Elle me saisit sous les aisselles, empoigna ces jambes inutiles qui, cependant, ne manquaient pas de pousser et, à ma grande surprise, me conduisit jusqu’au robinet du père. Interdit, je contemplai l’objet, n’osant faire un geste pour le toucher. La mère me tenait contre elle, son souffle soulevait mes cheveux.

- Tu veux essayer ? demanda-t-elle d’une voix rauque en me hissant sur l’égouttoir.

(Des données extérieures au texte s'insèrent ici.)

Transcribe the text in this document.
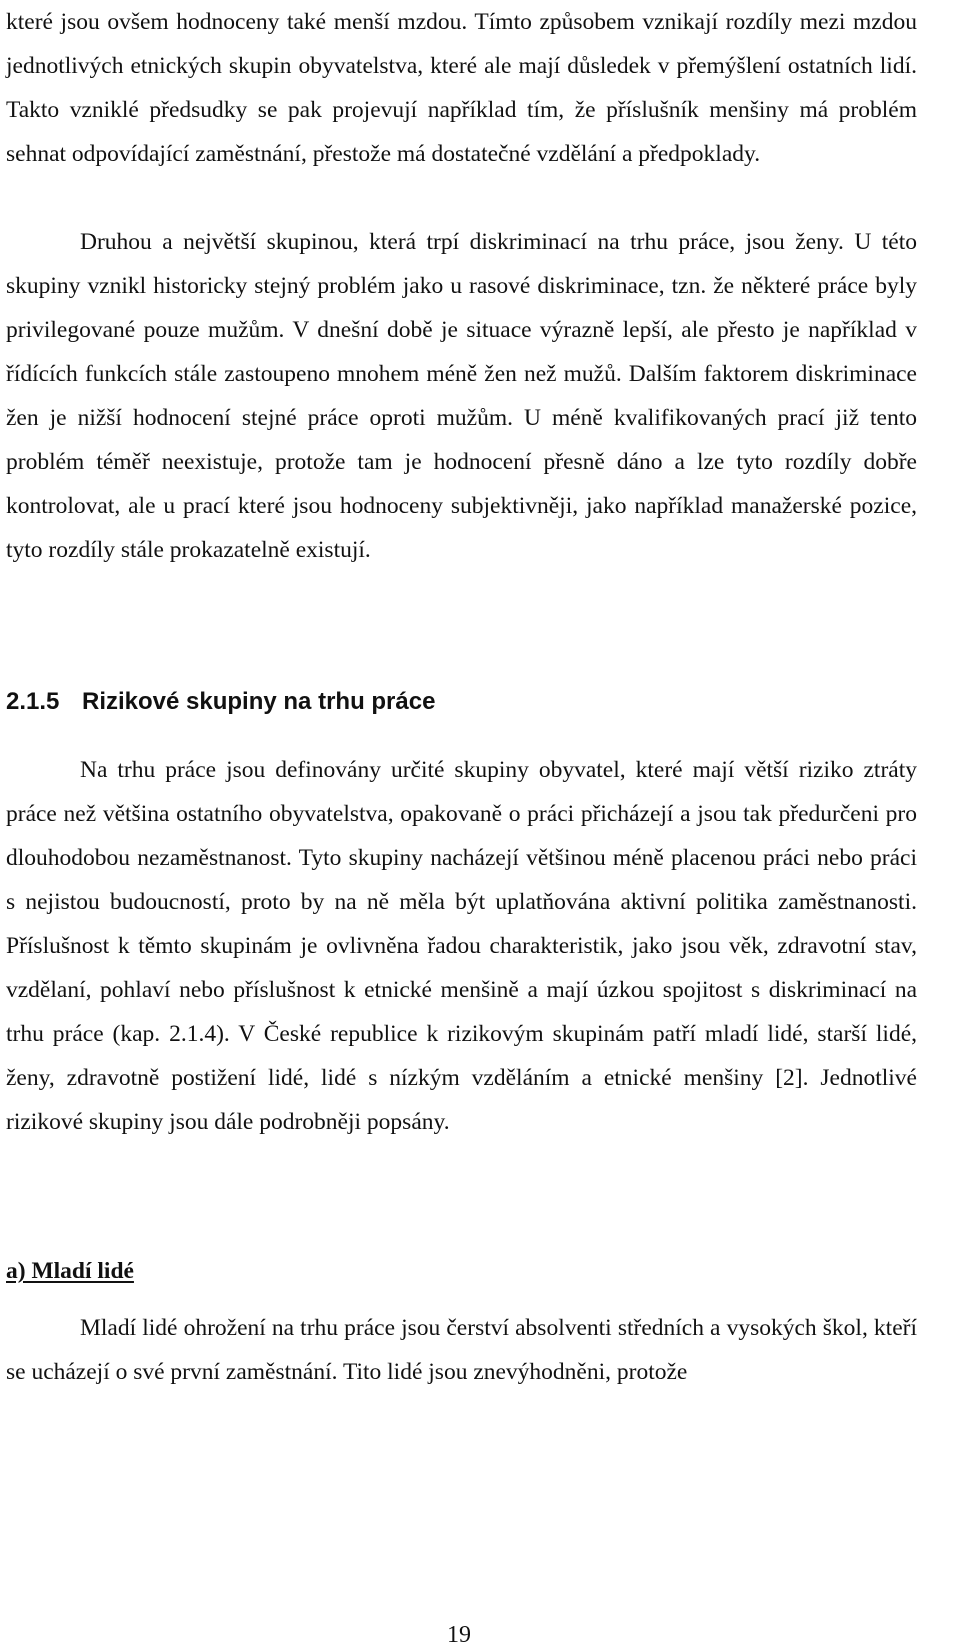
které jsou ovšem hodnoceny také menší mzdou. Tímto způsobem vznikají rozdíly mezi mzdou jednotlivých etnických skupin obyvatelstva, které ale mají důsledek v přemýšlení ostatních lidí. Takto vzniklé předsudky se pak projevují například tím, že příslušník menšiny má problém sehnat odpovídající zaměstnání, přestože má dostatečné vzdělání a předpoklady.

Druhou a největší skupinou, která trpí diskriminací na trhu práce, jsou ženy. U této skupiny vznikl historicky stejný problém jako u rasové diskriminace, tzn. že některé práce byly privilegované pouze mužům. V dnešní době je situace výrazně lepší, ale přesto je například v řídících funkcích stále zastoupeno mnohem méně žen než mužů. Dalším faktorem diskriminace žen je nižší hodnocení stejné práce oproti mužům. U méně kvalifikovaných prací již tento problém téměř neexistuje, protože tam je hodnocení přesně dáno a lze tyto rozdíly dobře kontrolovat, ale u prací které jsou hodnoceny subjektivněji, jako například manažerské pozice, tyto rozdíly stále prokazatelně existují.

2.1.5 Rizikové skupiny na trhu práce

Na trhu práce jsou definovány určité skupiny obyvatel, které mají větší riziko ztráty práce než většina ostatního obyvatelstva, opakovaně o práci přicházejí a jsou tak předurčeni pro dlouhodobou nezaměstnanost. Tyto skupiny nacházejí většinou méně placenou práci nebo práci s nejistou budoucností, proto by na ně měla být uplatňována aktivní politika zaměstnanosti. Příslušnost k těmto skupinám je ovlivněna řadou charakteristik, jako jsou věk, zdravotní stav, vzdělaní, pohlaví nebo příslušnost k etnické menšině a mají úzkou spojitost s diskriminací na trhu práce (kap. 2.1.4). V České republice k rizikovým skupinám patří mladí lidé, starší lidé, ženy, zdravotně postižení lidé, lidé s nízkým vzděláním a etnické menšiny [2]. Jednotlivé rizikové skupiny jsou dále podrobněji popsány.

a) Mladí lidé

Mladí lidé ohrožení na trhu práce jsou čerství absolventi středních a vysokých škol, kteří se ucházejí o své první zaměstnání. Tito lidé jsou znevýhodněni, protože

19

Avançant sa main libre, elle cueillit une goutte entre ses doigts pâles. Alors, je n’hésitai plus, tendis mes mains maladroites et effleurai l’objet avec autant de solennité que s’il s’était agi d’une sainte relique. Puis je tournai la clé et l’eau miraculeuse jaillit avec force, limpide et fraîche, éclaboussant au passage le tablier de la mère. Elle sursauta, comme effrayée, puis présenta sa paume et d’un geste vif, porta à ses lèvres l’eau du père, l’eau de la rancœur et des illusions perdues, le poison de la modernité. Elle me fit boire à mon tour, au creux de sa main laborieuse et douce puis, brutalement, me serra contre elle. Alors, bouleversé, je sentis ses larmes tièdes qui coulaient dans mon cou.